Full User Testing Feedback
Shuttle
Well done:
- ✓ Wider U shape / straighter edge
Actionable feedback:
- Widen U and straighten edges
- Changing shape of edge
- Can experiment
Gantry lever
Well done:
- ✓ It's in two colors. For low vision people, add texture.
Actionable feedback:
- ✗ Space them out to tell them apart
- Bigger levers/spacing
- Help differentiate
Gap in between roller and knit holder
Well done:
- ✓ Large, so it can fit a lot of fabric
- Keep space to roll up fabric
Thread Beater
Well done:
- ✓ Removable
- Keep movable part (doesn't need up/down motion)
Actionable feedback:
- ✗ Want for larger fabric
Base Toggle Lock
Actionable feedback:
- Needs to be extended to grab more easily
- Needs smaller elastic (Danaleah has plenty)

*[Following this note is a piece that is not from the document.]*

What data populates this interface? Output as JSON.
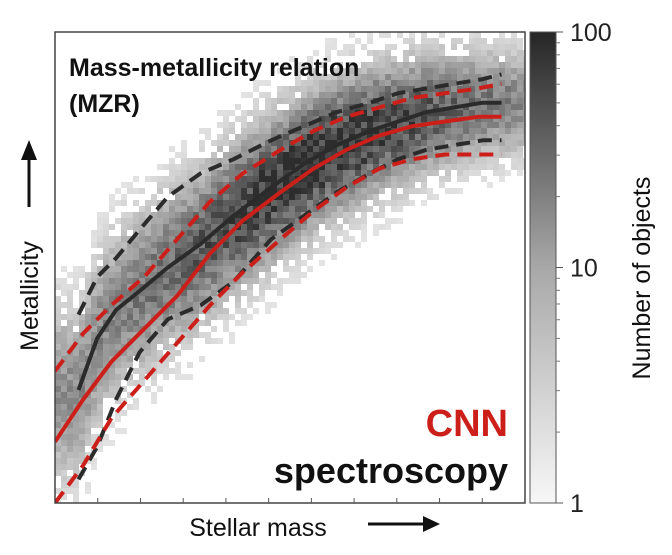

- Toggle bigger for bigger fingers
- For loosening
- Secure ✓, feels good
- Make longer toggle/handle
Gantry roller pin
Actionable feedback:
- Broke immediately
- Should be replaced with metal hardware
Toothed Gear Handle
Well done:
- Feels smoother than average
String
Actionable feedback:
- Noisy, might break, fishing wire would be better.
- Replace fishing string for nylon
- Sound-sensitivity, tension issues
- Bigger shed is better
- Bigger shed (wider) for ease-of-use
- When warp strings are switching
- (Gap in between; when warp strings are going up and down)
General Usage
Well done:
- Keep "click" sound - not too noisy
Actionable feedback:
- Screws get stuck often
- Chronic issue for all looms
- Floats (adds texture) but up to preference
- Bigger/wider knobs
- Oiling machine (difficult with 3D-prints)
- Wider loom (increase overall size to fix height)
- Overall should be more sturdy
- Expect users to be handsy
Portability / Form factor
Well done:
- ✓ Lightweight
- ✓ Good to operate while sitting.
Actionable feedback:
- ✗ Needs clamps.
- Clamps for weight
- Bigger table would need bigger clamps
Would like to include a video of spoken feedback, as the session was recorded.